Mall report: Did you see evidence of the slumping economy?
All of the economic news has been bleak. Retailers have been forecasting lousy returns for the holiday shopping season and they’ve been touting their bargains to encourage shoppers.
According to our story in Wednesday’s newspaper and on STLtoday…
Most surveys predict no more than a small increase in foot traffic this weekend compared to past years, and the National Retail Federation expects the ranks of shoppers to shrink a bit. Then there’s the question of how much they will spend, both this weekend and through Christmas. Personal spending has fallen in recent months, and while consumers indicated a slight increase in confidence in a survey released Tuesday, few economists expect that to last.
So, today is Black Friday, the big shopping day. Have you been in the trenches? Did you brave the shopping aisles and cash registers? How’d it look out there? Did you see any evidence of the gloom and doom that retailers have been predicting?


Kurt is the director of social media for the Post-Dispatch, where he has worked since August 2002. He's been a journalist since 1982, covering municipal government, courts, education and two hurricanes as a reporter before becoming an editor.
A very interesting thing I observed. Most people were buying one or two items rather than a cart full this year. The stores were busy but very little was being bought.
I drove by a Target just as it was opening and saw people charging in like they were handing out $100 bills. People camping out overnight, waking up at 1 a.m…. no thanks. My time’s worth something, too. I’ll shop online, and at non-peak times and save the jostling and shoving and elbow-throwing for another time.
I was at the South County Best Buy this morning at 4:45. It wasn’t as crowded as last year. Probably a hundred fewer people in line. Most of them crowded into lines waiting to buy laptops and desktops. I got my games and got the heck out!
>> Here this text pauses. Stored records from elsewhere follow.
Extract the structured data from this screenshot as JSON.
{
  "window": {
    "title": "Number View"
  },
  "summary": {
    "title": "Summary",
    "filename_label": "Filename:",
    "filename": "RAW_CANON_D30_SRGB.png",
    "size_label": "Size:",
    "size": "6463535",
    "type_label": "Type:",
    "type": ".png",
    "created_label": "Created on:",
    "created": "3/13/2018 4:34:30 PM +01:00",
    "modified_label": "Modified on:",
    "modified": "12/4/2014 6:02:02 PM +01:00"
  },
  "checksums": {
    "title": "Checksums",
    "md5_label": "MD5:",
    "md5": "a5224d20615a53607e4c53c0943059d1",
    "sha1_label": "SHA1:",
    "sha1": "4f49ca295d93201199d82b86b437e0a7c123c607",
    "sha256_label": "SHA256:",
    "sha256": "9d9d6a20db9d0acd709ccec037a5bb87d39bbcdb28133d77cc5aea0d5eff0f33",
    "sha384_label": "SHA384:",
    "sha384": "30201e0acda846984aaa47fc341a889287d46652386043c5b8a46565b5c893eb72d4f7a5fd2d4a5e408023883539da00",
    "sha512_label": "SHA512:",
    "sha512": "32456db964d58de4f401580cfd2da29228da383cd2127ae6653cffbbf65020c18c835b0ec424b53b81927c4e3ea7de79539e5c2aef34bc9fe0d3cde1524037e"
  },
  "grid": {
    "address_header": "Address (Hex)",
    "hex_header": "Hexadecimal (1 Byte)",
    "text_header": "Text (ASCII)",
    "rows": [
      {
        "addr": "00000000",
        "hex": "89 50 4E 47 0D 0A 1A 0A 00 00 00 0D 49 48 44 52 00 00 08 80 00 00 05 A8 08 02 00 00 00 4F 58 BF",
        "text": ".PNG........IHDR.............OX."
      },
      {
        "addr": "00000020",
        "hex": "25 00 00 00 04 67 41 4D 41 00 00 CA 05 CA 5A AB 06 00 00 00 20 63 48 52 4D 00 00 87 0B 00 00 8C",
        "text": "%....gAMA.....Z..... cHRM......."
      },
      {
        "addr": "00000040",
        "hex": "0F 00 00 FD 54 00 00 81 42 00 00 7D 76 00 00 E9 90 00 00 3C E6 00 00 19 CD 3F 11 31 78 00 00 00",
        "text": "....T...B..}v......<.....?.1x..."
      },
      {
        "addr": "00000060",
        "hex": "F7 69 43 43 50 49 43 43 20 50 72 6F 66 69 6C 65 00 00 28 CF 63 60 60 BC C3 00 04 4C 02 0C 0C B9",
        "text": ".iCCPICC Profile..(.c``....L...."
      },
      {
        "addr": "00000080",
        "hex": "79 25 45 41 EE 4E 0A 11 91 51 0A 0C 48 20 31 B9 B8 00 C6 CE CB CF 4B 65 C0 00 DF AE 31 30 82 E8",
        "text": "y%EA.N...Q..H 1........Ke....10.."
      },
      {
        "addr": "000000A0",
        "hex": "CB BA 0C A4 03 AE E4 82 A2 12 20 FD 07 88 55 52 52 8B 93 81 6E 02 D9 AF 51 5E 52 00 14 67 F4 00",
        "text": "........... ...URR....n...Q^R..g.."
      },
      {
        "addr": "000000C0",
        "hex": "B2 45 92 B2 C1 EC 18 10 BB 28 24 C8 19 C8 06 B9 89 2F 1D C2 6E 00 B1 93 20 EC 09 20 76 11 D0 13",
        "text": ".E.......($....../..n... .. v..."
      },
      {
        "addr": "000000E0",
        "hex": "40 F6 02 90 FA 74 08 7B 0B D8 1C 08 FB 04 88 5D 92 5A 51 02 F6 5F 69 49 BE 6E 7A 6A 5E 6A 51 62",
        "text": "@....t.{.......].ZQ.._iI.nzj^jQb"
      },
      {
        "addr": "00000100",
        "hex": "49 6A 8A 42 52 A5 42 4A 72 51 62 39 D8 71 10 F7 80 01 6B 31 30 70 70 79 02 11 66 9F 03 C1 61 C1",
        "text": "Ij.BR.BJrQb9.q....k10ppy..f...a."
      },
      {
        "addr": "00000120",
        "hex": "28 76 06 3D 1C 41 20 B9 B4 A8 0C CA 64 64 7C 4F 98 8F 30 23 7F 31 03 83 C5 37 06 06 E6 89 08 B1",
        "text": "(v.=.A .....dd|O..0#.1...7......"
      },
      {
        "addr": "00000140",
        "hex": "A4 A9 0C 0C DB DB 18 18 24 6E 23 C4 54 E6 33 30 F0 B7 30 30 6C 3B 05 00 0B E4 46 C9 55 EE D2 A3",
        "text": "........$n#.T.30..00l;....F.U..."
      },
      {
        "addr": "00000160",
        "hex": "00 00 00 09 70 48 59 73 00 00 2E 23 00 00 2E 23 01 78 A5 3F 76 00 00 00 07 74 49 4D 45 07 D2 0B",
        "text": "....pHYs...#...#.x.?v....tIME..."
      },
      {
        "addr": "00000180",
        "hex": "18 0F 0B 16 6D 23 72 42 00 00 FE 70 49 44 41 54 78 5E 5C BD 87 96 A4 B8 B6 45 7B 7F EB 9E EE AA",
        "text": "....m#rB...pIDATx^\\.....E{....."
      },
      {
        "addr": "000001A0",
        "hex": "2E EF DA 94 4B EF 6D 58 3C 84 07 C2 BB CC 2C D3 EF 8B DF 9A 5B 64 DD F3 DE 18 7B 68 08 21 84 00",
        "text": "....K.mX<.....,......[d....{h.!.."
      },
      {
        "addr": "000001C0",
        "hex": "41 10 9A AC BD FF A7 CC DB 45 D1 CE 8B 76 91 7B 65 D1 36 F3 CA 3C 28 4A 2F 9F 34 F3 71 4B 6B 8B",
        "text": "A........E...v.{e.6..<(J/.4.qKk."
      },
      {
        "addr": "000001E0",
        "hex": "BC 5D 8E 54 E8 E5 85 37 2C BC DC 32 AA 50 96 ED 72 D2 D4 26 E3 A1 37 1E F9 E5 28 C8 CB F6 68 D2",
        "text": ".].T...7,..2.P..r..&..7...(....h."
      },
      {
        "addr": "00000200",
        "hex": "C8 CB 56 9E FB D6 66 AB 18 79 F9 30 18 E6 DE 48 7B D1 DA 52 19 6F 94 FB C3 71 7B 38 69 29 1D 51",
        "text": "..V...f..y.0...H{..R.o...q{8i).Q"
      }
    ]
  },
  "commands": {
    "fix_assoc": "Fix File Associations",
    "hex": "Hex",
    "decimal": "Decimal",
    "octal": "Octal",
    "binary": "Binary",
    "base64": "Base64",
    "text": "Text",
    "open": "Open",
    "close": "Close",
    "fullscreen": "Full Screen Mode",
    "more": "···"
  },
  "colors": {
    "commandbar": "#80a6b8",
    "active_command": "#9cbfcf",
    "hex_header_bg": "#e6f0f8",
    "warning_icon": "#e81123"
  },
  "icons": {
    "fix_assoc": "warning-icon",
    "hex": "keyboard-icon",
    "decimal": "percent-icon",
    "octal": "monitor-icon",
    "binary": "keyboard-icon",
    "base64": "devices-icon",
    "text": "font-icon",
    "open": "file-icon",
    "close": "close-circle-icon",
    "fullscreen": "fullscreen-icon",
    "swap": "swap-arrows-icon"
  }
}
Clearly the way out of this depression is for each individual to take on more debt and to accept some of that debt from the financial industry’s bad and corrupt business practices and to take on this debt for them without any personal gain. This is the patriotic thing to do. Because if Nationalism is applied in this way, lemmings, I mean people can then be lead off the cliff carrying this debt and the debt is shifted to individuals and not the corporation. We must save the corporation because the corporation loves us and wants us to be happy. God Bless the Corporation!
I agree with Clearly. We must take on more debt! The way out of any budget and trade deficit is to take on ever increasing amounts of debt. We can’t let the corporate CEO’s down. They’re counting on us to deliver them all a 12th and 13th vacation home and a HUGE year end bonus, we can’t let them down!
I know some people that won’t purchase anything Made in China this year. So what I do to combat that is scream at them “YOU’RE AS RACIST AS HELL!”. This is really effective in American society because people are afraid of labels like “racist” because it is used to destroy them and rob them of their cultural identity. This way I destroy this persons ability to make informed decisions and turn them in to just another consumeristic, anti-American, robot just like me!
People who shop today are morons
A lot of places are offering at least some of their black Friday sales on-line, like Home Depot and Macys. I’m doing some shopping in a few minutes, and I’m still wearing my pajamas.
I have heard and read that retailers will be dropping their prices to “black Friday” levels all the way up to Christmas because of the economy. So why bother with the throngs of inconsiderate shoppers early in the morning? Besides, all the flyers I looked at had no real good offereings this year, just “stuff”, nothing I saw made me want to deal with the early morning madness. I will be vigilant from now up until Xmas to spot the deals that will be out there anyway.
I saved a ton of money on Black Friday by sleeping in. A bargain is no bargain if you buy something you don’t need just because it’s on sale.